The Information Commissioner pointed out that the Act made no distinction between political and non-political information. However, he considered the nature of the disputed information to be a highly relevant factor when deciding whether the information was held for the purposes of the Act.

The Commissioner said the correct approach was to consider the purpose of the email and whether the majority of the contents of the email amounted to the business of the department.

After reviewing its contents and considering the identities of the sender and the recipients (the special adviser and a civil servant), he concluded that the majority of the contents of the email amounted to the business of the department and that therefore the requested information was held for the purposes of the Act.
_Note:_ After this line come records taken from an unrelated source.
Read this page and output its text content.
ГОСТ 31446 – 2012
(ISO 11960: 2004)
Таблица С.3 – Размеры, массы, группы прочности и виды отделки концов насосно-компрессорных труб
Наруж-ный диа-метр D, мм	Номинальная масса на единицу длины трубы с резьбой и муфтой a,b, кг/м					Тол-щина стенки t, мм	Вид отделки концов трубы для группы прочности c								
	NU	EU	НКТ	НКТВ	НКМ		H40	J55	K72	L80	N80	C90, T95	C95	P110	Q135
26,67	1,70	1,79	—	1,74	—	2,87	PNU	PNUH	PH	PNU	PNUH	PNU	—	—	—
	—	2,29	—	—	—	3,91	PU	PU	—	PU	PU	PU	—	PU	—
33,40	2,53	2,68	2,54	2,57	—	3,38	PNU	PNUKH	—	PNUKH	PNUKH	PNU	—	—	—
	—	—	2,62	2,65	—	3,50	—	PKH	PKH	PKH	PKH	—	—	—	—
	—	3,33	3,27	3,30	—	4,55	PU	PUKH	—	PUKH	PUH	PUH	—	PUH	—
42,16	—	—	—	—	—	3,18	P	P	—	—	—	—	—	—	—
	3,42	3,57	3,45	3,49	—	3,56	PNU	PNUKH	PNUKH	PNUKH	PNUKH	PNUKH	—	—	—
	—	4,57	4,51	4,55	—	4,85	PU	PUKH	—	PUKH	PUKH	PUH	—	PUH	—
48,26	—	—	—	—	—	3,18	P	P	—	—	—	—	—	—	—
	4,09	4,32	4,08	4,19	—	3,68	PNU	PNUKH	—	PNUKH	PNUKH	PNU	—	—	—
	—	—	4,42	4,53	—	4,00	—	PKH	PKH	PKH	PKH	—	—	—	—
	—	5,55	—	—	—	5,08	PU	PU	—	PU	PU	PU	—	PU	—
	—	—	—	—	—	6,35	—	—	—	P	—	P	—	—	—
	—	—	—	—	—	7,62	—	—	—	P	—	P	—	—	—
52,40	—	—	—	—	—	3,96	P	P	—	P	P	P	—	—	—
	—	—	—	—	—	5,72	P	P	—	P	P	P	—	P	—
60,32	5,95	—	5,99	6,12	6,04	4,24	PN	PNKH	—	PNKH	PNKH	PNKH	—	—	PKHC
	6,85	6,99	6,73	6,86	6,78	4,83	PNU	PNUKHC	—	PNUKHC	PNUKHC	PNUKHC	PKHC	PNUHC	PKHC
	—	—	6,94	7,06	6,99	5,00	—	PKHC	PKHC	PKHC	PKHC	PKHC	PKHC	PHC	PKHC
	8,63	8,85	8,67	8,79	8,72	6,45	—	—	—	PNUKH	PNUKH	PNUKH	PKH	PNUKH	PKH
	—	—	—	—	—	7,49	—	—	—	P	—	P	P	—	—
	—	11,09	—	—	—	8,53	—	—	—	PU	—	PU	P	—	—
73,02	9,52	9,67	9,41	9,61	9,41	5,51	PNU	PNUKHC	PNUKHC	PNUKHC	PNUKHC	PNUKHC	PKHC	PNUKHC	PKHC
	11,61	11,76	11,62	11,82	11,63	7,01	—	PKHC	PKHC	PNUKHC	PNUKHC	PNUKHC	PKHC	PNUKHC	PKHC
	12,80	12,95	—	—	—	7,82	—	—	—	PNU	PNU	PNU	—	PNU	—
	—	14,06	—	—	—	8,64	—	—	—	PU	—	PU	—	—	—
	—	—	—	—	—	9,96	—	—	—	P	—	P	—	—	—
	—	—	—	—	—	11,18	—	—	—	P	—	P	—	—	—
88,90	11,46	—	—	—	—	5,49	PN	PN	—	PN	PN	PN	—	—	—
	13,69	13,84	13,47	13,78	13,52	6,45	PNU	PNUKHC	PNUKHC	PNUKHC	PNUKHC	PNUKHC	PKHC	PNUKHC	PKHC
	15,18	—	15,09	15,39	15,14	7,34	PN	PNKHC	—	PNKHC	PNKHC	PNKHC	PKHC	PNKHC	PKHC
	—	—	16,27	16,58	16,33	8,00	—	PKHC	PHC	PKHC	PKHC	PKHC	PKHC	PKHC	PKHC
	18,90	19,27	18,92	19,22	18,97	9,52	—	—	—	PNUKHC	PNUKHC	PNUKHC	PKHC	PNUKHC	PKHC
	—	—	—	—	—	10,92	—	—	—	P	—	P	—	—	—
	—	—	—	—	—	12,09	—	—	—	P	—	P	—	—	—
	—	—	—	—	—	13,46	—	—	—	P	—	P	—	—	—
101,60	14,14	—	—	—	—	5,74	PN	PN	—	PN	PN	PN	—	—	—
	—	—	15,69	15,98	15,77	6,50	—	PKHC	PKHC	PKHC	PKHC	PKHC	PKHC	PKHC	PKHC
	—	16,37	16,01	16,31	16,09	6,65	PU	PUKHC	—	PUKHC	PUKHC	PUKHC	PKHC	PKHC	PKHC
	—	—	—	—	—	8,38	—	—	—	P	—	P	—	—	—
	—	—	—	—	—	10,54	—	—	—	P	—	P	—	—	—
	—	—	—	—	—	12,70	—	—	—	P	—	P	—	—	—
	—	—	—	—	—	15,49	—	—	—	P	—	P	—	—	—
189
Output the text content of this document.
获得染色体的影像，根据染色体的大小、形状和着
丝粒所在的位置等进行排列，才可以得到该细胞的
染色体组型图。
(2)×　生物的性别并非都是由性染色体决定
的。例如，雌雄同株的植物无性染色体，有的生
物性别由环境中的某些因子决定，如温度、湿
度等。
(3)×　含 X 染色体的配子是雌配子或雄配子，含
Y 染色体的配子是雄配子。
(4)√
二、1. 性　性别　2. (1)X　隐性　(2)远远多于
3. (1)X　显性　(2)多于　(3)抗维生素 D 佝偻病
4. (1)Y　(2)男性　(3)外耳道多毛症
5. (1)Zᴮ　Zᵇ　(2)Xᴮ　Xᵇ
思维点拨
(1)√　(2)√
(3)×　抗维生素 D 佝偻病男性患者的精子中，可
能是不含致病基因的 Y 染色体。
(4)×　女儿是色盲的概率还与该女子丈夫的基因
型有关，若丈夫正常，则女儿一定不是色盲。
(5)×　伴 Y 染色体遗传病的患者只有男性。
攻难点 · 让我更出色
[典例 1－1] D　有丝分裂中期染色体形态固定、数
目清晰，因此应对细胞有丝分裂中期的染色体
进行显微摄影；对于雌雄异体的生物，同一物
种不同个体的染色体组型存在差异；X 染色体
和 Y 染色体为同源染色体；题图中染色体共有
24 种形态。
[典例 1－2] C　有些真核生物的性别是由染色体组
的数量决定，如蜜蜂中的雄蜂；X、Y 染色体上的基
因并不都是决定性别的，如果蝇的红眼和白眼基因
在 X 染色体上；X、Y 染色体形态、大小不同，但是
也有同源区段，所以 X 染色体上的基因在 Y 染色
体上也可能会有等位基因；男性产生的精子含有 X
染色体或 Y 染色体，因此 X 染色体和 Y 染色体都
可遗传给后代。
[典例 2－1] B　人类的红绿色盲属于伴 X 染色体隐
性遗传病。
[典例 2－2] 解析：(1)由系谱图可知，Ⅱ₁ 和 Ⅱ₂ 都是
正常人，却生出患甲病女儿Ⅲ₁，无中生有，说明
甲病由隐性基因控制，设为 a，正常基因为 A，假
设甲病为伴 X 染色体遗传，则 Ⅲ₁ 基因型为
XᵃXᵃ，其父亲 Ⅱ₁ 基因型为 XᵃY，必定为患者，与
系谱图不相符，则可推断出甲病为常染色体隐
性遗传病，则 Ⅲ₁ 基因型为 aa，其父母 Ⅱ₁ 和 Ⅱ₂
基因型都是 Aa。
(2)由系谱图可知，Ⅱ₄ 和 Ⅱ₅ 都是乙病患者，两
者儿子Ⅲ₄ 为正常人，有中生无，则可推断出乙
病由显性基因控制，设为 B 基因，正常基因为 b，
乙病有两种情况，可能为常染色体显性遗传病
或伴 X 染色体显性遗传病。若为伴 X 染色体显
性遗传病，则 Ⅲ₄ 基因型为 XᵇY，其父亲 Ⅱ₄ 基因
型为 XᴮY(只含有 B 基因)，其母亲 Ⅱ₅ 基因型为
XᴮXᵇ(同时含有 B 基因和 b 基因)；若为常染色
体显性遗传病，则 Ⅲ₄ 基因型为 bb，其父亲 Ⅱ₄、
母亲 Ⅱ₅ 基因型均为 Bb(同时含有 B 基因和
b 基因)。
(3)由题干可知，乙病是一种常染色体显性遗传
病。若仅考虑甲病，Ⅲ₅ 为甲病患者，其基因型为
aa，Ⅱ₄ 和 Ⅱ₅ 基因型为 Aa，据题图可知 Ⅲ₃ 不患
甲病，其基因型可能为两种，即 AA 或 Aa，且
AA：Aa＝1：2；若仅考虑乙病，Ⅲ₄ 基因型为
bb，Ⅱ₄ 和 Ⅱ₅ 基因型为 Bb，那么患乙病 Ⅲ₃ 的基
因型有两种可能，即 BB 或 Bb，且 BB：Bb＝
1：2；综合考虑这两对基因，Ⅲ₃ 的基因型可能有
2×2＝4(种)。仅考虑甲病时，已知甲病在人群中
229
The factors taken into account in reaching that decision included:

  • Permanent civil servants are required to be politically impartial and the fact that the email was sent to a civil servant would appear to be very relevant;
  • The DfE claimed the email was sent to the civil servant in error. The Commissioner said he was not in a position to dispute this, but noted that the email was sent to the civil servant’s private rather than official email account. “The Commissioner considers this to be particularly relevant given the allegation that the Secretary of State and special advisers were in the habit of using private email accounts to conduct official department business”;
  • Special advisers are prohibited under their code of conduct from briefing the media on purely party political matters, which must be handled by the party machine. But no Conservative Party officials were recipients of the email;
  • In the Commissioner’s view the email could be characterised as a significant step in the development of a government communications strategy. The email was essentially an action plan and a list of key events or issues in the work of the department for the month of January 2011. Its focus was about publicising the DfE’s work and amounted to the promotion of government policy;
  • This view was supported by the fact that much of what was discussed in the email subsequently resulted in official departmental announcements;
  • Some sections of the email were “clearly not party political, or indeed in any sense political, but instead are routine questions of civil servants; asking for further details on the progress of departmental policy”. The Commissioner could not see how this information “could be seen as anything other than government business”;
  • The Commissioner was inclined to agree with the complainant’s view that if the email had been retrieved from an official, government email account, then its details would be considered to be in the scope of his request.

By failing to disclose details of the email, the DfE had breached s.1 of the Act, the Information Commissioner concluded.

The watchdog said the complainant already had the requested information, but not as a result of official disclosure by the DfE.

It ordered the Department to either disclose to the complainant the information falling within the scope of his request or issue a valid refusal notice in accordance with s. 17 of the Freedom of Information Act 2000.